Initialization of BIFF records sits on top of the RecordInputStream class which greedily reads the primitive types. To properly handle CONTINUE it needs to reads byte by byte and then make sense of the read data. Something like this:
        
        // current version. Does not work if CONTINUE occurs between two bytes.
	public int readUShort() {
            checkRecordPosition(LittleEndian.SHORT_SIZE);
            _currentDataOffset += LittleEndian.SHORT_SIZE;
            return _dataInput.readUShort();
	}

        // Corrected. readByte() rolls over CONTINUE if necessary
	public int readUShort() {
            int ch1 = readByte();
            int ch2 = readByte();
            return (ch2 << 8) + (ch1 << 0);
	}


Note that there is at least one case where readShort() must be greedy: for double-byte characters a Continue record  break MUST occur at the double-byte character boundary.

Yegor

Comment 6 Yegor Kozlov 2011-03-07 09:20:36 UTC

Created attachment 26740 [details]
junit test to demonsrate the bug

to be included in the poi test collection...

Comment 7 Yegor Kozlov 2011-03-11 05:12:54 UTC

Fixed in r1080496, junit added

My previous comment was not quite correct, I should have read the poi-user thread more thoroughly. 

The fix only applies to the phonetic stuff, it does seem to be special and can contain a CONTINUE break between two bytes of a unicode character or a 'short' data. 

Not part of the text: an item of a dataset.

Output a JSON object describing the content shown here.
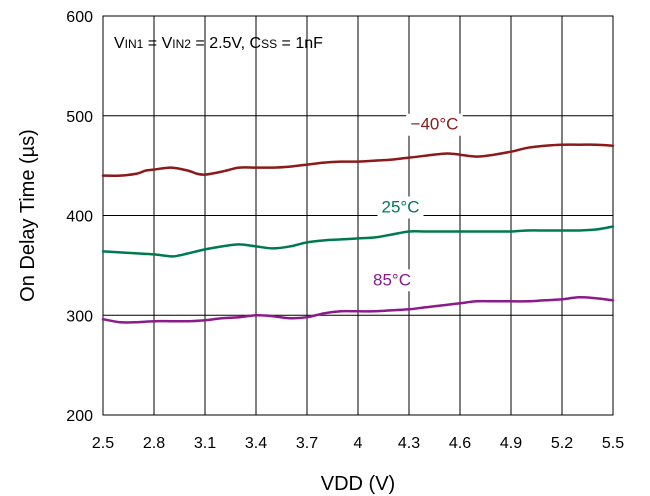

The trick is to pass a decorated LittleEndianInput to the the ExtRst constructor and this decorated instance properly handles  CONTINUE breaks in the middle of primitive data types. 

Yegor

Comment 8 apptaro 2011-03-13 23:00:03 UTC

As a reporter, I built r1080496, tested and confirmed that the bug is resolved. Thank you for fixing!